Oral lichen planus (OLP) is frequently associated with hepatitis C virus infection but uncommonly with other causes of liver disorder. The authors report the case of a 41-year-old male patient with a clinical and histological diagnosis of OLP who presented with a marked alteration of the transaminase values, with no signs of past or present HBV, HCV, HGV or TTV infection. The patient did not consume alcohol and no exposure to hepatotoxic substances was reported. All autoantibodies were negative. Hepatic fine needle biopsy showed macrovesicular steatosis with a slight chronic portal inflammatory infiltrate and signs of siderosis. Iron metabolism was slightly altered. Genetic tests showed a heterozygotic mutation for hereditary haemochromatosis gene (HLA-H C282Y) but not for HLA-H63D. The patient presented slight insulin resistance but had normal glycaemic values. The results are consistent with a diagnosis of non-alcoholic steatohepatitis (NASH). This is the first reported case of NASH associated with OLP.
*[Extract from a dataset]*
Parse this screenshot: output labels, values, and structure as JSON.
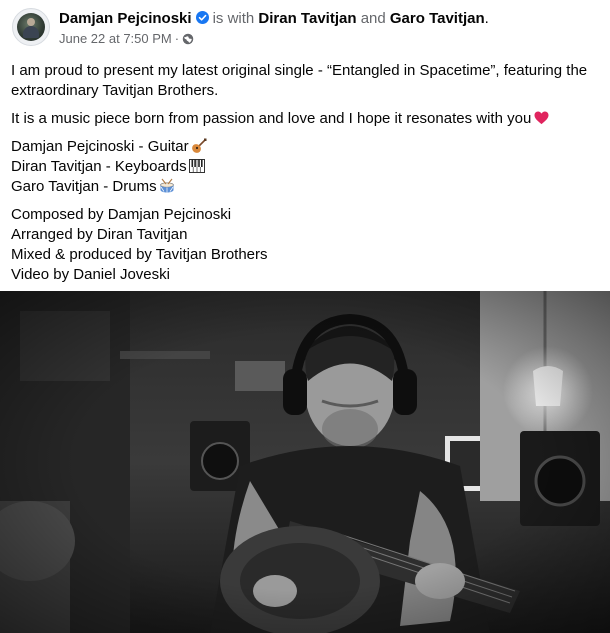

Lichen planus (LP) is a chronic inflammatory disease that affects skin and mucous membranes of squamous cell origin . In most instances, cutaneous lesions of LP are self-limiting and cause itching, however oral lesions in LP (OLP) are chronic, rarely undergo spontaneous remission, are potentially premalignant and often a source of morbidity . Oral lesions, unlike cutaneous lesions, are difficult to palliate .
A large body of evidence supports a role for immune dysregulation in the pathogenesis of LP, specifically involving the cellular arm of the immune system . LP is probably a stereotype cell mediated reaction to a variety of extrinsic antigens, altered self-antigens, or super antigens. Among the extrinsic factors, several infective agents including some viruses and Helicobacter pylori have been linked to LP, but sometimes on the basis of equivocal data .
A possible link between hepatitis viruses and LP has been suggested by the fact that LP has been frequently associated with chronic liver disease (CLD) in Mediterranean but not in Northern European patients . The hepatitis C virus (HCV) is the main cause of liver disease in OLP patients and the association is mainly evident in Japan and Mediterranean countries . There are a few reports of mainly skin lichenoid eruptions following administration of different hepatitis B virus (HBV) vaccines but most patients with LP and CLD are not HBV-infected and the recently discovered viruses, hepatitis G virus (HGV) and transfusion transmitted virus (TTV), are not often associated with LP . Other hepatic conditions such as Wilson’s disease, haemochromatosis, primary sclerosing cholangitis and alpha-1-antitrypsin deficiency have rarely been related to LP and the association of LP with primary biliary cirrhosis is mostly due to the administration of penicillamine treatment .
The authors report the first case of non-alcoholic steatohepatitis (NASH) in an Italian patient with OLP.
A 41-year-old male patient was referred in 2005 for a suspected OLP. Oral examination revealed bilateral reticular/atrophic lesions of OLP on the buccal mucosae ( Fig. 1 A and B ). The unremarkable medical and drug history and the lack of any amalgam restorations close to the lesions ruled out the possible diagnosis of oral lichenoid eruptions. Oral biopsy confirmed the clinical diagnosis of OLP. The haematoxylin–eosin stained section showed hyperorthokeratosis of the squamous epithelium, evidence of basal cell damage and a dense band-like lympho-histiocytic infiltrate at the epithelio–mesenchymal junction ( Fig. 2 A ). Immunohistochemical analysis of the inflammatory component demonstrates a predominance of T lymphocytes ( Fig. 2 B) with scattered B lymphocytes ( Fig. 2 C) and very few plasma cells ( Fig. 2 D).
A routine liver screen showed a marked alteration of the transaminase values (aspartate aminotransferase 339, alanine aminotransferase 638, gamma glutamyltransferase 247), with no signs of a past or present HBV or HCV infection (hepatitis B surface antigen negative, hepatitis B surface antibody negative, hepatitis B core antibody negative, anti-HCV antibody negative (enzyme linked immunosorbent assay and recombinant immunoblot assay III)).
The patient was referred to the Department of Gastroenterology and Hepatology (University of Turin) for a more accurate evaluation and for more laboratory tests to obtain a precise diagnosis.
The patient had a family history of diabetes, high blood pressure and hypercholesterolaemia but no history of hepatopathies. He did not consume alcohol and no exposure to hepatotoxic substances was reported. He had a history of duodenal ulcer treated with homeoprazole. Hepatic fine needle biopsy revealed macrovesicular steatosis with a slight chronic portal inflammatory infiltrate and signs of siderosis (15% of the hepatocytes were stained blue by Perls staining used to show haemosiderin accumulation) ( Fig. 3 ).